Für die Online-Bestellung genügen wenige Klicks. Der Lieferdienst kommt mit einer Kochbox, in der sich das Rezept und sämtliche Zutaten für die georderte Mahlzeit befinden. Nur kochen muss der Kunde noch selbst. In der Regel dauert es gut eine halbe Stunde, bis das Essen zubereitet ist.

Fast 50 Millionen Mahlzeiten im Quartal

HelloFresh Screenshot aus Erklär-Video

HelloFresh. | Bildquelle: Unternehmen

Das Geschäft boomt in vielen Teilen der Welt. Der Berliner Anbieter HelloFresh wächst rasant. Das 2011 gegründete Start-up zählt inzwischen knapp 1,9 Millionen aktive Kunden in elf Ländern. Jeder Kunde bestellt im Schnitt etwa 3,7 Mal pro Quartal und zahlt je Order 49 Euro. Alleine im zweiten Quartal dieses Jahres gingen bei Hellofresh 6,7 Millionen Bestellungen ein.

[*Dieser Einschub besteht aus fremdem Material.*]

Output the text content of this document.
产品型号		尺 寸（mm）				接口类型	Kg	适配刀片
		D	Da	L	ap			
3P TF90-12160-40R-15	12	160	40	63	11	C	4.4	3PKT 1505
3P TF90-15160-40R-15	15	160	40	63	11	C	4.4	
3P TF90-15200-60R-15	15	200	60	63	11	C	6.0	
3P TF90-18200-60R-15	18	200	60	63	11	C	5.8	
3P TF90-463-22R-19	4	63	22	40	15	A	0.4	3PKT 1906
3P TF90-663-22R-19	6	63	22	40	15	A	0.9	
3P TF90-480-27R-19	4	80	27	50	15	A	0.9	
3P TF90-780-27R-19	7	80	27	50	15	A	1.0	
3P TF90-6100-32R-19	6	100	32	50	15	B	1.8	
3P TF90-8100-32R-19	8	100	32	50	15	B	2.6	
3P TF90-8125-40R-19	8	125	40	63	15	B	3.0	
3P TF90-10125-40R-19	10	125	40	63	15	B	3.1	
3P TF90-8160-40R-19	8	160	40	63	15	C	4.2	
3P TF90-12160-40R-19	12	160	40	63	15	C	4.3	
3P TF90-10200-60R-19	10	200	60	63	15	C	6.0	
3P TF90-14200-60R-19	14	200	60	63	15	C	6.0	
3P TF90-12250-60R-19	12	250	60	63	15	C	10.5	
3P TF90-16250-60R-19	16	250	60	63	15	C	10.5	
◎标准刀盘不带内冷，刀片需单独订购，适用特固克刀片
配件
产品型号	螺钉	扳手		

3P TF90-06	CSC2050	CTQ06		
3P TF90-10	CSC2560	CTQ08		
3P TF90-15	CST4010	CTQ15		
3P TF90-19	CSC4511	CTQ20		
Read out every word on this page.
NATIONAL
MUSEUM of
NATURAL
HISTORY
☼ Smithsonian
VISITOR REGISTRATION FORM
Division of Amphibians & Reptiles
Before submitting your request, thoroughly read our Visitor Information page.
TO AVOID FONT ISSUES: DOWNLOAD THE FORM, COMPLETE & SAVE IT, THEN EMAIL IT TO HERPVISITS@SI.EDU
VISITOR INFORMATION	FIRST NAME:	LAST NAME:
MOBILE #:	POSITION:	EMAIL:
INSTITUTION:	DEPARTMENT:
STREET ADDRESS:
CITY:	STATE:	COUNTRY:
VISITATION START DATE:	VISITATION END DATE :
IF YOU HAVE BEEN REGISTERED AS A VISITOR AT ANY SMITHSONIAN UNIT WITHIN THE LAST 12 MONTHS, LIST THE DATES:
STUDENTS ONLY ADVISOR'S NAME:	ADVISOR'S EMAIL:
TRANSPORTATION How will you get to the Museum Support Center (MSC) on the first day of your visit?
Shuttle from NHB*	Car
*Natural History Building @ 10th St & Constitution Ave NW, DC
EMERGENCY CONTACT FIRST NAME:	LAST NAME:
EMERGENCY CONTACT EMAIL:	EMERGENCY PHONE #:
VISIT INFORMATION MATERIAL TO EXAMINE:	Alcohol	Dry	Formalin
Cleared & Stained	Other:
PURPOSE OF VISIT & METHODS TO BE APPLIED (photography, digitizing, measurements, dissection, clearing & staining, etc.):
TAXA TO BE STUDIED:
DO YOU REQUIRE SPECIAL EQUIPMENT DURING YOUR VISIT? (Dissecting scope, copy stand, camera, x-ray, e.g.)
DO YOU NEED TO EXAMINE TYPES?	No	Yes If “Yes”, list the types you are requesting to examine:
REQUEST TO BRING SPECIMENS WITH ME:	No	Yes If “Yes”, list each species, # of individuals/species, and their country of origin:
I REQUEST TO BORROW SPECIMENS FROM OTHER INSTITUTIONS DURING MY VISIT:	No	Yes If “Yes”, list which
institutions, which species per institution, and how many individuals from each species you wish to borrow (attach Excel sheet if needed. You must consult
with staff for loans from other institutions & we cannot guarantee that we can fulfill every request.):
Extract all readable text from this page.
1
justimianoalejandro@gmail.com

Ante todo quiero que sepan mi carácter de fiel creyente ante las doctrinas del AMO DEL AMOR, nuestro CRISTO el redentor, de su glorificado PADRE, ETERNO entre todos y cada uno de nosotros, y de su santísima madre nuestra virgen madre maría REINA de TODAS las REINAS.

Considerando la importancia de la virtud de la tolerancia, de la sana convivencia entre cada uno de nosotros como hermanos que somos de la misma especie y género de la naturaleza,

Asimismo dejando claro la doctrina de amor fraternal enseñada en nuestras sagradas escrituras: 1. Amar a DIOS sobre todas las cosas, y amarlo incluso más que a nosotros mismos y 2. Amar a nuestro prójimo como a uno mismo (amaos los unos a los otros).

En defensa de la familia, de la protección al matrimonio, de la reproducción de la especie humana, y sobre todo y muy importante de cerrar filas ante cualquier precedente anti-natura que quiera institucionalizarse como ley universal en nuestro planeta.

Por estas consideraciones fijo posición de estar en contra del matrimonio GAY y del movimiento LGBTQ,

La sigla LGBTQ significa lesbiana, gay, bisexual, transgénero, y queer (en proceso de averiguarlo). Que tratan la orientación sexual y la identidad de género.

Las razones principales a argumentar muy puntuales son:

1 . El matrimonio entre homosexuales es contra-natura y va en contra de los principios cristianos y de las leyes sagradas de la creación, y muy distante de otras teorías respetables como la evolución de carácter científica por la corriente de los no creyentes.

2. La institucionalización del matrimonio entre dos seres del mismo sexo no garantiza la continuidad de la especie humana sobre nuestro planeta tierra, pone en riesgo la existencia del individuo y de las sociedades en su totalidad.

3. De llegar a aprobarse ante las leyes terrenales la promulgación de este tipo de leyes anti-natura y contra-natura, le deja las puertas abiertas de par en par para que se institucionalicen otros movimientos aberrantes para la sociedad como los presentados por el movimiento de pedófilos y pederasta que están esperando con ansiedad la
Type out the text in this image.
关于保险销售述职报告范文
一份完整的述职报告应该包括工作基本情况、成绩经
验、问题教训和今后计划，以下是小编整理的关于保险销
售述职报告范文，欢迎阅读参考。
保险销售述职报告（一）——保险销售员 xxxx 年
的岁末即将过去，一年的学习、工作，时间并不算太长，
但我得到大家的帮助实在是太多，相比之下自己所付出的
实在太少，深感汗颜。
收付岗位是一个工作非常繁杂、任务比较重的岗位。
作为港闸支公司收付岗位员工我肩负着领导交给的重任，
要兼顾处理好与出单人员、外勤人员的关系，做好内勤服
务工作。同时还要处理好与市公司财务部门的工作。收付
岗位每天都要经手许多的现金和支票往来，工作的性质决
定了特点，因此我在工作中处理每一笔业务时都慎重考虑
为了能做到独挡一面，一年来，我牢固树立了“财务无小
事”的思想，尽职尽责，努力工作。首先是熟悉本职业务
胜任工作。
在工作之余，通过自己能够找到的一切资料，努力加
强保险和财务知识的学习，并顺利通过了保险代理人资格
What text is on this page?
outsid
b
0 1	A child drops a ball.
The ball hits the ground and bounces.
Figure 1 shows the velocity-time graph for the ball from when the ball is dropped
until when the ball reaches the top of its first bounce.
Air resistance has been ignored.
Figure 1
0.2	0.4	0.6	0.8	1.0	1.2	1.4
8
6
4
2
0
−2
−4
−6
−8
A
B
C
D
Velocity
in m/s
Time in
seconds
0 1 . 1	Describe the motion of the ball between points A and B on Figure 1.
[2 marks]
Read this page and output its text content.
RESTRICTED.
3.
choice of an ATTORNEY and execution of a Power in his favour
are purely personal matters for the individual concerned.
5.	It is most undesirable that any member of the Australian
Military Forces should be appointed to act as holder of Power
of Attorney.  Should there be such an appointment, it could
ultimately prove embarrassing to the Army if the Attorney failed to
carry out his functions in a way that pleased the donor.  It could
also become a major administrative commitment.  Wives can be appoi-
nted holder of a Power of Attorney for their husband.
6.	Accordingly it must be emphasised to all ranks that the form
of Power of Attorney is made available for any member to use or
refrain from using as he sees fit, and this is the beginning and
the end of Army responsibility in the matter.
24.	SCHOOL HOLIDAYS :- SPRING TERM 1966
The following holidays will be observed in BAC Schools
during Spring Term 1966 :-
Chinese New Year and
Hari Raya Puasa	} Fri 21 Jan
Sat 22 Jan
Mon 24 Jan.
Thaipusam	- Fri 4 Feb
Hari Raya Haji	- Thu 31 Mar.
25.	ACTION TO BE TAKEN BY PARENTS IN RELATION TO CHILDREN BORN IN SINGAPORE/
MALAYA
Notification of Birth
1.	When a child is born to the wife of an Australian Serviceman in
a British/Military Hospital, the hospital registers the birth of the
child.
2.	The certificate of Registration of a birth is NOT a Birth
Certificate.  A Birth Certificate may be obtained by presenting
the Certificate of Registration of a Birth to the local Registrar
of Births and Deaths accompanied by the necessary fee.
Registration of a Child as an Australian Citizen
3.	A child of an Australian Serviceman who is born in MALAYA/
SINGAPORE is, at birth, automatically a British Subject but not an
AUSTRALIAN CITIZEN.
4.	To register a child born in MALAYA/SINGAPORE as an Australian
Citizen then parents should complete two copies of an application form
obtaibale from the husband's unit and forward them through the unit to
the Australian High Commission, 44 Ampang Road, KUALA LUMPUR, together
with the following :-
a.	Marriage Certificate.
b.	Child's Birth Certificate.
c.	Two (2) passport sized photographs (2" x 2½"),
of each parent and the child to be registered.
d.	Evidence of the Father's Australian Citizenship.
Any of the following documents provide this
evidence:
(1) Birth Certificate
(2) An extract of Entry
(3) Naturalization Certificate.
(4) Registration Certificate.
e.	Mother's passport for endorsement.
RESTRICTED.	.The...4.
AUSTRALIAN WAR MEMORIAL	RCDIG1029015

Pro Quartal liefert der Kochboxen-Anbieter rund 49 Millionen Mahlzeiten.

Der Umsatz der Berliner kletterte im ersten Halbjahr 2018 um rund 38 Prozent auf 435,4 Millionen Euro. Über die Hälfte davon kam aus den USA, dem wichtigsten Absatzmarkt von HelloFresh. Nach der Übernahme von Green Chef sieht sich das Unternehmen dort als Marktführer. Die Berliner haben den US-Konkurrenten Blue Apron entthront.

Rasantes Wachstum, aber rote Zahlen

Die Expansion in den USA, in Kanada und zuletzt auch in Neuseeland kostet allerdings viel Geld. HelloFresh schreibt daher immer noch rote Zahlen. Im ersten Halbjahr lag der Verlust unterm Strich bei 45 Millionen Euro. Der ursprünglich für 2018 geplante operative Break Even soll erst nächstes Jahr kommen.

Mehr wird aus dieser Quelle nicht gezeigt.